Description
In 1071 Muslim Turks crushed the Byzantine Emperor’s Anatolian army at Manzikert. The Crusades, the West’s response to this catastrophe, are well known as are the names of the European nobles who fought in them. The names and deeds of many of the Crusaders’ opponents in the Holy Land are often unfamiliar to Western readers.Using primarily Muslim sources, Sacred Swords reconstructs the politics of the Levant on the eve of the First Crusade and places it in the wider context of the Muslim world of the period. This was a realm where war with the Crusaders was only one part of the military and political endeavors of a Muslim prince of the Levant. Much of the action is comprehensible only when the outlook and position of the Princes is understood.Waterson tells the story of the famed leaders of the jihad – the lives and deeds of Zangi, Nur al-Din, Saladin and Baybars are all recounted. Sacred Swords also illustrates the evolution of the jihad in which these Princes were engaged. The story of the Holy War that would eventually destroy the Latin Kingdom is traced and analyzed from its origins among the Princes of northern Iraq, as is the long naval contest that raged between the navy of Egypt and the Crusader fleets.

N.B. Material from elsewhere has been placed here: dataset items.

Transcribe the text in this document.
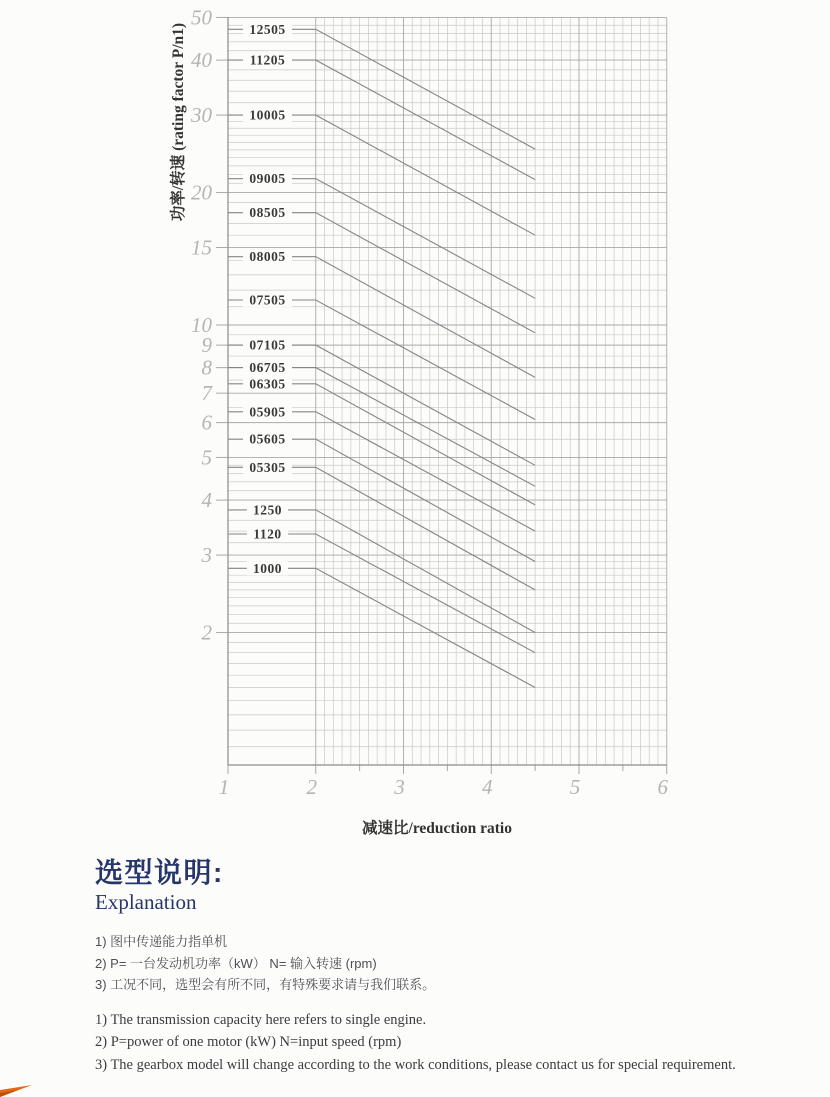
2
3
4
5
6
7
8
9
10
15
20
30
40
50
1	2	3	4	5	6
12505
11205
10005
09005
08505
08005
07505
07105
06705
06305
05905
05605
05305
1250
1120
1000
功率/转速 (rating factor P/n1)
减速比/reduction ratio
选型说明:
Explanation

1) 图中传递能力指单机

2) P= 一台发动机功率（kW） N= 输入转速 (rpm)

3) 工况不同，选型会有所不同，有特殊要求请与我们联系。

1) The transmission capacity here refers to single engine.

2) P=power of one motor (kW) N=input speed (rpm)

3) The gearbox model will change according to the work conditions, please contact us for special requirement.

James Waterson is a graduate of the School of Oriental and African Studies, University of London and received his Masters Degree from the University of Dundee. He travelled and worked in the Middle East, the United States and China for a number of years but now calls Tuscany home and Dubai ‘the office’. He lives with his wife Michele and a number of spoilt pets and he only ever leaves Italy when he is really, really short of money.
In pursuit of a living wage he has, at various times, been an actor in Chinese movies, a radio host, an oil rig worker [every one of his books is dedicated to ’39’ the first North Sea rig he ever worked on], the voice of Chinese Steel, a university lecturer, a nurse and a contadino. He still writes and consults on healthcare in areas as diverse as disaster management and children’s intensive care.